I wondered if he thought he was being subtle. But he probably wouldn’t have wasted the effort. Not on me. Something told me he probably wouldn’t waste review space on me either.

‘I’ve done all I can,’ I said. ‘I hope you manage to find out what happened.’

‘So, you won’t help me, then? Ethelred, there may be somebody dead out there and I may have killed them. I may have killed Crispin.’

‘Do you remember burying his body in a deep hole?’

‘No.’

‘Weighting it with bricks and throwing it in the sea?’

‘No.’

‘Dissolving it in acid?’

‘No.’

‘Incorporating it into a motorway flyover?’

‘I think you’re beginning to labour your point …’
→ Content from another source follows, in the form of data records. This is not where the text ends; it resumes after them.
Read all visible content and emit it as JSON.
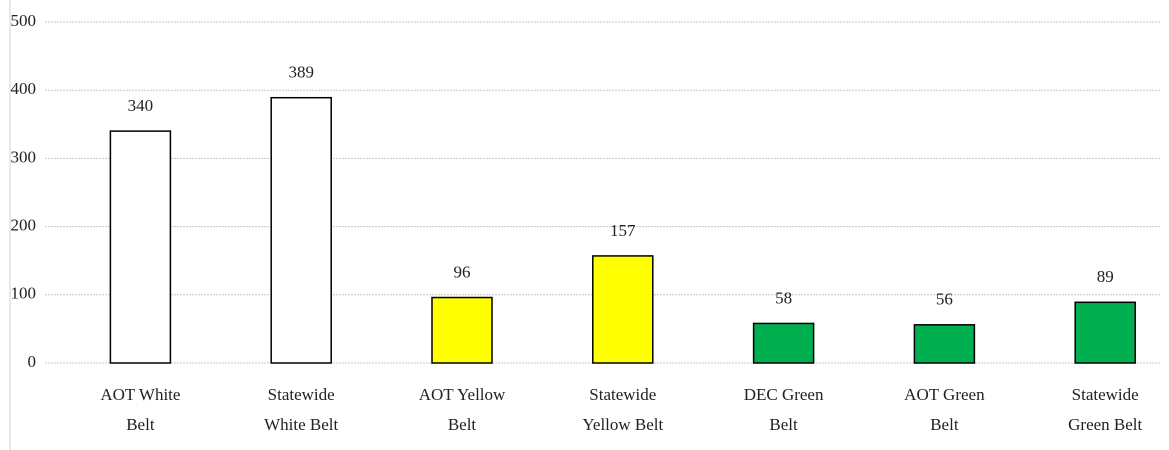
{
  "chart_data": {
    "type": "bar",
    "categories": [
      "AOT White Belt",
      "Statewide White Belt",
      "AOT Yellow Belt",
      "Statewide Yellow Belt",
      "DEC Green Belt",
      "AOT Green Belt",
      "Statewide Green Belt"
    ],
    "values": [
      340,
      389,
      96,
      157,
      58,
      56,
      89
    ],
    "colors": [
      "#ffffff",
      "#ffffff",
      "#ffff00",
      "#ffff00",
      "#00b050",
      "#00b050",
      "#00b050"
    ],
    "ylim": [
      0,
      500
    ],
    "yticks": [
      0,
      100,
      200,
      300,
      400,
      500
    ],
    "grid": true
  }
}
‘As long as you understand clearly what I’m saying, that’s fine. If you had the presence of mind to hide your victim, then it means you were probably sober enough
to be able to remember some of the surrounding detail. If, conversely, you had murdered somebody in a drunken haze and left them lying around, the police would have already found the body. It would have featured on
South Today
even if it didn’t make the national news. I won’t say that nobody was murdered over the holiday period – it’s one of the things we traditionally do around then – but I honestly don’t think you killed anyone, or not this year, at least. If we could track down Crispin, it would help us a lot – he might at least know where you went. But I don’t think he’s dead. When famous writers vanish, people notice. They might not notice my disappearance, or even yours, but somebody would have missed Crispin by now – and Emma is likely to be the first to do so.’

I put the phone down thinking that might have been my last chance for a review in a quality daily.

 

I wondered again whether I should phone Elsie. I thought that I might share with her what seemed to be an amusing delusion on the part of one of my fellow authors. But it was almost eleven and she was almost certainly in bed. And I was not especially concerned about Henry’s safety or my own. The case was closed.

Of course, twenty-four hours would change all that.